Когда Джона Эндроса одолевали мысли о старости, он утешался тем, что его жизнь будет продолжаться в ребенке. Мрачные фанфары вечного забвенья звучали не так громко, стоило ему услышать топот маленьких ног или голосок, лепечущий в телефонную трубку детские несуразицы. Разговаривал же он с дочкой по телефону ежедневно в три, когда жена звонила ему из пригорода в контору, и постепенно эти звонки стали для него одним из самых ярких событий дня.
До старости ему было еще далеко, но всю свою жизнь он карабкался вверх по обрывистым кручам и, одержав нелегкую победу над бедностью и слабым здоровьем, остался в свои тридцать восемь лет с весьма скромным запасом иллюзий. Даже дочь принесла ему не одни радости. Из-за нее наступил перерыв в их пылкой близости с женой, из-за нее им приходилось жить за городом, расплачиваясь за свежий воздух нескончаемыми трудностями с прислугой и выматывающей каруселью поездов.
Маленькая Эди привлекала его в основном как воплощение начинающейся жизни. Он любил сажать ее к себе на колени и, поглаживая мягкую душистую головку, разглядывал синие, как утреннее небо, глаза. Но, отдав эту дань, он без сожаления отсылал ребенка к няне. Сама живость девочки уже через десять минут казалась ему несносной; Джон выходил из себя, когда в доме что-нибудь разбивали, а однажды в воскресенье, когда Эди куда-то запрятала пикового туза и сорвала партию в бридж, он устроил такой скандал, что жена расплакалась.
Он понимал, что ведет себя глупо, и ему было стыдно. Ведь такие инциденты в порядке вещей: не держать же девочку все время наверху, в детской, когда она, по словам жены, день ото дня становится все более «самостоятельным человеком».
Эди было два с половиной года, и сегодня, например, ее пригласили на детский праздник. Эту новость Джон узнал по телефону от жены, Эдит-старшей, а дочка в подтверждение неожиданно громко крикнула ему в левое ухо: «Я пойду на праздник».
— Милый, как вернешься, загляни к Марки, ладно? — продолжала жена. — Тебе будет интересно. Я наряжу Эди в новое розовое платье…
В трубке послышался треск, и все смолкло: очевидно, телефон сдернули на пол. Джон рассмеялся и решил уехать с работы пораньше: мысль о детском празднике, к тому же не у себя дома, показалась ему забавной.

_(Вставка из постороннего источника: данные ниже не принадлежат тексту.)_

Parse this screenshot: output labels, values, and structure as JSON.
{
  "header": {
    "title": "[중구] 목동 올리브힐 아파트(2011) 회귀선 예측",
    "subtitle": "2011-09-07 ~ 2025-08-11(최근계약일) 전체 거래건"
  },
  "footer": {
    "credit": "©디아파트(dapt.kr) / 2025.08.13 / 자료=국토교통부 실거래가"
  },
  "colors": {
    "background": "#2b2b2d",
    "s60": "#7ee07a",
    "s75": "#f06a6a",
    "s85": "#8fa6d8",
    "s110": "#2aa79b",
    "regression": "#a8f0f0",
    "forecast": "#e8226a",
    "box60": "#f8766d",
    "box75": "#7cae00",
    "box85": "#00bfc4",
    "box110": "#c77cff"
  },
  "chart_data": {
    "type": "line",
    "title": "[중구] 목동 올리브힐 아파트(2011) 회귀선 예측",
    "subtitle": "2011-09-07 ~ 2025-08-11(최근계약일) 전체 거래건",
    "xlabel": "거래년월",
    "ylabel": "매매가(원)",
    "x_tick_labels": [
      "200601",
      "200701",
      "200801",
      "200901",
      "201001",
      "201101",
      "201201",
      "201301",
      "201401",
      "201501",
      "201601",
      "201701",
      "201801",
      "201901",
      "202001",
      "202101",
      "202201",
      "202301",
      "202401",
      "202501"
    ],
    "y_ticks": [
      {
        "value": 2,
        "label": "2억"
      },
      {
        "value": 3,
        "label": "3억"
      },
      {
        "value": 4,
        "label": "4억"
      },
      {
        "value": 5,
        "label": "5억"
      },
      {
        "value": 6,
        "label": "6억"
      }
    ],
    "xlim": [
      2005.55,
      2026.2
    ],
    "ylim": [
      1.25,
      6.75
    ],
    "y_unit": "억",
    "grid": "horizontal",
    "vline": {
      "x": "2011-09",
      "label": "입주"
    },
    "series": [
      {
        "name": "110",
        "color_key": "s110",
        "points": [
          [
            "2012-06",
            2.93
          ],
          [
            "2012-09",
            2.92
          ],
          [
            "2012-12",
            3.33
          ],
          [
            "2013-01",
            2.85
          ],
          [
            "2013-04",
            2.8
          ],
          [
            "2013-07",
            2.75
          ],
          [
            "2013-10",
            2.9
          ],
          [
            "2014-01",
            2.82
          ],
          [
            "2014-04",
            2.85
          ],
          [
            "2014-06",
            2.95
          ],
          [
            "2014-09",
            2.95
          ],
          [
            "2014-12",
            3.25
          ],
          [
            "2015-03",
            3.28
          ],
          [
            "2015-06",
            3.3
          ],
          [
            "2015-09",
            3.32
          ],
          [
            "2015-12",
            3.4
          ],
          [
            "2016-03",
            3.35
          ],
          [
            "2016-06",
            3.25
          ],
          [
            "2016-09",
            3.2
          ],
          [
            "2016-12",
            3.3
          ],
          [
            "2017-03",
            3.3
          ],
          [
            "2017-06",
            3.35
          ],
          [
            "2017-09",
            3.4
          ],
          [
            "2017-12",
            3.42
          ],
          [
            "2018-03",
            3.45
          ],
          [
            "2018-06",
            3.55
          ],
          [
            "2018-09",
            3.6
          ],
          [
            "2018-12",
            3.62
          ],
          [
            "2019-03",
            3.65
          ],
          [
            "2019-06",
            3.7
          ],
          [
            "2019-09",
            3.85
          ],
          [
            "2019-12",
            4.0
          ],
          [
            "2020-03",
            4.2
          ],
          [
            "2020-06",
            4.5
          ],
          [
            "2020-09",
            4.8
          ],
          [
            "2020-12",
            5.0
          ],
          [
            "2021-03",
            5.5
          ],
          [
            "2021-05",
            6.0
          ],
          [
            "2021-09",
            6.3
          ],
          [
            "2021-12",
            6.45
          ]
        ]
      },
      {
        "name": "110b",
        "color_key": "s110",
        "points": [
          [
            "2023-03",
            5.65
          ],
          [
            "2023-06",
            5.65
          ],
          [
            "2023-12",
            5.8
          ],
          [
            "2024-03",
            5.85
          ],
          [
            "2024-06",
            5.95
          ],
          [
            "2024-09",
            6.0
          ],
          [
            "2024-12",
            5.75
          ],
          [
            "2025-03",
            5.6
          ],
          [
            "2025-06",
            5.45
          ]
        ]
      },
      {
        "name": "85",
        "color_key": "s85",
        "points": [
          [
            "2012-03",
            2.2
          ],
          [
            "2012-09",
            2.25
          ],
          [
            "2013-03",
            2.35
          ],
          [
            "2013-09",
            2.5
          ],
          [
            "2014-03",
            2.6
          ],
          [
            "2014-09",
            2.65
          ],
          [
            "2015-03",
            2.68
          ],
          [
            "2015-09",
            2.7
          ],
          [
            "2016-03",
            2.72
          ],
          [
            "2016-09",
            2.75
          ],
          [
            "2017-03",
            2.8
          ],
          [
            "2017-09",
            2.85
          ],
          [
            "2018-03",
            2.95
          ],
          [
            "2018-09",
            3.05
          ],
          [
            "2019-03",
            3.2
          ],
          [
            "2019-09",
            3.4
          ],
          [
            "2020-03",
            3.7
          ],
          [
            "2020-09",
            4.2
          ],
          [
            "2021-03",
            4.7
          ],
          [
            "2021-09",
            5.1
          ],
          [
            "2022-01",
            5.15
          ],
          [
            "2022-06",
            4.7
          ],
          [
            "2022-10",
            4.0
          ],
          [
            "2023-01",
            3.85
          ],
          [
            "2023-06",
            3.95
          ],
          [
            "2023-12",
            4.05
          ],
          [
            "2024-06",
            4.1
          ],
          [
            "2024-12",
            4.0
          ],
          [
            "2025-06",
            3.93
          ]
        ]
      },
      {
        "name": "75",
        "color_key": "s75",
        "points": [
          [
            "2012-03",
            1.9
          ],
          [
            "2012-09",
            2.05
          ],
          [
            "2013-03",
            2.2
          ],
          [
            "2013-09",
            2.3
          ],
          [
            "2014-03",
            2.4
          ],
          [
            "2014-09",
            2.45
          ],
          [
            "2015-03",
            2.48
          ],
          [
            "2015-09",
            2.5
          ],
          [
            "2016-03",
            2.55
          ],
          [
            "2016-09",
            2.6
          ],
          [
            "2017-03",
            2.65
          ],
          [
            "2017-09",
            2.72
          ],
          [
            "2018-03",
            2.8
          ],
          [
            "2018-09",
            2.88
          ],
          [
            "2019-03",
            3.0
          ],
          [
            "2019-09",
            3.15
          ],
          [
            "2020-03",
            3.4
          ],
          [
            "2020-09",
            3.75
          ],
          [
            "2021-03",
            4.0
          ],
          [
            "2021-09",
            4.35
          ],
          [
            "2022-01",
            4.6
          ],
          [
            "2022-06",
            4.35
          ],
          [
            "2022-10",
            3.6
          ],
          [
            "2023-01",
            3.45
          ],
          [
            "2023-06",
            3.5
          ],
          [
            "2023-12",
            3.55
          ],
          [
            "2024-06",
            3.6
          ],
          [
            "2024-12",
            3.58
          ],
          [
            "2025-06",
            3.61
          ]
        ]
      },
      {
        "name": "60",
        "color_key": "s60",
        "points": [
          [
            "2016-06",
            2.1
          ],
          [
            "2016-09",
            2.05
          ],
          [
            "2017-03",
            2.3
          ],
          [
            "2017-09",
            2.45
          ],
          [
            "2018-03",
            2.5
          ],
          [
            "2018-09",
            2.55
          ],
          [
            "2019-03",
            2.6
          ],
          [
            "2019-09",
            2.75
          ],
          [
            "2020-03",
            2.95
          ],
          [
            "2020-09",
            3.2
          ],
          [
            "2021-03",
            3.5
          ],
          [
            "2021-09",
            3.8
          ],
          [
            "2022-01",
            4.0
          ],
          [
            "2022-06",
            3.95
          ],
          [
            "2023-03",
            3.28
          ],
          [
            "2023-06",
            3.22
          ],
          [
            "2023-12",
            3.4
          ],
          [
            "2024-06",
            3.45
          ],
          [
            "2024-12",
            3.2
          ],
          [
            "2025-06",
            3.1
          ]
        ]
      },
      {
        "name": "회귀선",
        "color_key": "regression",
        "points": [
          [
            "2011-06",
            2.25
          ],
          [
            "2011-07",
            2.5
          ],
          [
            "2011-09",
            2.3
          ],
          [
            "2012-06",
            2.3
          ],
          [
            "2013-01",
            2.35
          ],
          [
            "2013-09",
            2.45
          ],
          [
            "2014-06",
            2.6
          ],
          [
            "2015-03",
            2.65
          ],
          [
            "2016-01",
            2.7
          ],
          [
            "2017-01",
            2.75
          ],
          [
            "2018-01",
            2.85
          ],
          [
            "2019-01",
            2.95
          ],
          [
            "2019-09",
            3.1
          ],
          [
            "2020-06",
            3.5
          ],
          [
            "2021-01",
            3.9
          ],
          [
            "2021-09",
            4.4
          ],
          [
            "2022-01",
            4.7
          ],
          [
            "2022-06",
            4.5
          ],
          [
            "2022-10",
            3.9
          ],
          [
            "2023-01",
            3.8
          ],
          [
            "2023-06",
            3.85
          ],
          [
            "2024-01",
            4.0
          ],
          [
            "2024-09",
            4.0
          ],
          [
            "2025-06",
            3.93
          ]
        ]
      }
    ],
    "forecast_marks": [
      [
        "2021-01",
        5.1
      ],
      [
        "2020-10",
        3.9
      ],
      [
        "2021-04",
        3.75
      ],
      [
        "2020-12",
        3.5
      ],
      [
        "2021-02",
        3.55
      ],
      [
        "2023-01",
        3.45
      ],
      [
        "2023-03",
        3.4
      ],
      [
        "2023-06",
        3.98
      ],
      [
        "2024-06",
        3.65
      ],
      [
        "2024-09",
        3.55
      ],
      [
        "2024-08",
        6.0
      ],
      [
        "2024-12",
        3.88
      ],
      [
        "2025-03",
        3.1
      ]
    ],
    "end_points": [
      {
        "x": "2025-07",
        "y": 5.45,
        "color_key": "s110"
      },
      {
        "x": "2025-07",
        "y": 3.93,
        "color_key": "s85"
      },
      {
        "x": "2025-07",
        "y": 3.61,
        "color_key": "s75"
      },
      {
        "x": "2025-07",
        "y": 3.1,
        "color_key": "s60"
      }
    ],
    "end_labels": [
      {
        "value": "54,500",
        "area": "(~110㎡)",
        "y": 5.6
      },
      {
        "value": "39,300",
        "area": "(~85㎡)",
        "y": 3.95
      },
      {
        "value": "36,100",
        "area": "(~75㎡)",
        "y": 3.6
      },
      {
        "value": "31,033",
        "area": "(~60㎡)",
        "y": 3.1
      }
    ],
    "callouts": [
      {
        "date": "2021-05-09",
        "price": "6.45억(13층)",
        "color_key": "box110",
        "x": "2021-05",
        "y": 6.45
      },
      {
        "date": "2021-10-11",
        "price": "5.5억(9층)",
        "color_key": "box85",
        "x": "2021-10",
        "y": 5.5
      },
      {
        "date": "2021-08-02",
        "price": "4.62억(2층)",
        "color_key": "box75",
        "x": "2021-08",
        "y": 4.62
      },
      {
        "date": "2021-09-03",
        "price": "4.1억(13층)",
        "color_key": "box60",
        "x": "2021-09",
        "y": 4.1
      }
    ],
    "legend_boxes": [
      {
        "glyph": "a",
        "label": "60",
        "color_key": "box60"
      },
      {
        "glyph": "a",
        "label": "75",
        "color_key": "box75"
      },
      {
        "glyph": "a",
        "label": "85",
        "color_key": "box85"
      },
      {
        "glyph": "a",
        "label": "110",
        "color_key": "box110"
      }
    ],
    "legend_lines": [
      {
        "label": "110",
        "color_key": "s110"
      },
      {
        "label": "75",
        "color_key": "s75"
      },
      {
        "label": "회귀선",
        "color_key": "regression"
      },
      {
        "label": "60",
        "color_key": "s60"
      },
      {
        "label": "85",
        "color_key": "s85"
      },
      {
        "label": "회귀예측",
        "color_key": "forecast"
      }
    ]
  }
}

«Вот будет светопреставление! — весело думал он. — Десяток мамаш, и каждая только и видит, что своего ребенка. Малыши бьют посуду, набрасываются на торт, а мамы возвращаются домой в полной уверенности, что остальным детям все-таки далеко до их собственных».
У него сегодня было прекрасное настроение — никогда еще все в жизни так хорошо не складывалось. Он сошел на своей станции, отмахнулся от навязчивого таксиста и в холодных декабрьских сумерках зашагал по дороге, отлого поднимавшейся к его дому. Было только шесть, но луна уже горделиво сияла в небе, серебря сахаристый снежок на газонах.
Он шел, полной грудью вдыхая морозный воздух, его радость с каждым шагом ширилась, а детский праздник все больше занимал воображение. Джон пытался представить себе Эди среди ее сверстников, да и это взрослое розовое платье, думал он, видимо, преобразит ее. Он прибавил шагу, прошел мимо своего дома, в окне которого все еще цвела мерцающими шарами осыпавшаяся рождественская елка, и свернул на соседнюю дорожку. Марки жили в доме рядом.
Когда он уже поднялся по кирпичным ступенькам и позвонил, он услышал голоса и обрадовался, что не опоздал. Затем вскинул голову и прислушался: голоса были не детские — в доме говорили по меньшей мере трое, говорили громко, сердито, и один из голосов, сорвавшийся сейчас в истерическом всхлипе, явно принадлежал его жене.
«Что-то стряслось», — мелькнуло у него в голове. Джон толкнул дверь, она оказалась незапертой, и он вошел.
Гостей пригласили на половину пятого, но Эдит Эндрос, мудро рассудив, что впечатление от нового платья будет сильнее, когда наряды других детей уже помнутся, решила прийти с дочерью в пять. Они застали праздник в самом разгаре. Четыре маленькие девочки и девять мальчиков, вымытые, завитые и разодетые со всем старанием, на какое способно гордое и ревнивое материнское сердце, танцевали под патефон. Правда, одновременно танцевали всего два-три малыша, но поскольку остальные сновали взад и вперед, бегая к мамам за одобрением, казалось, что танцуют сразу все.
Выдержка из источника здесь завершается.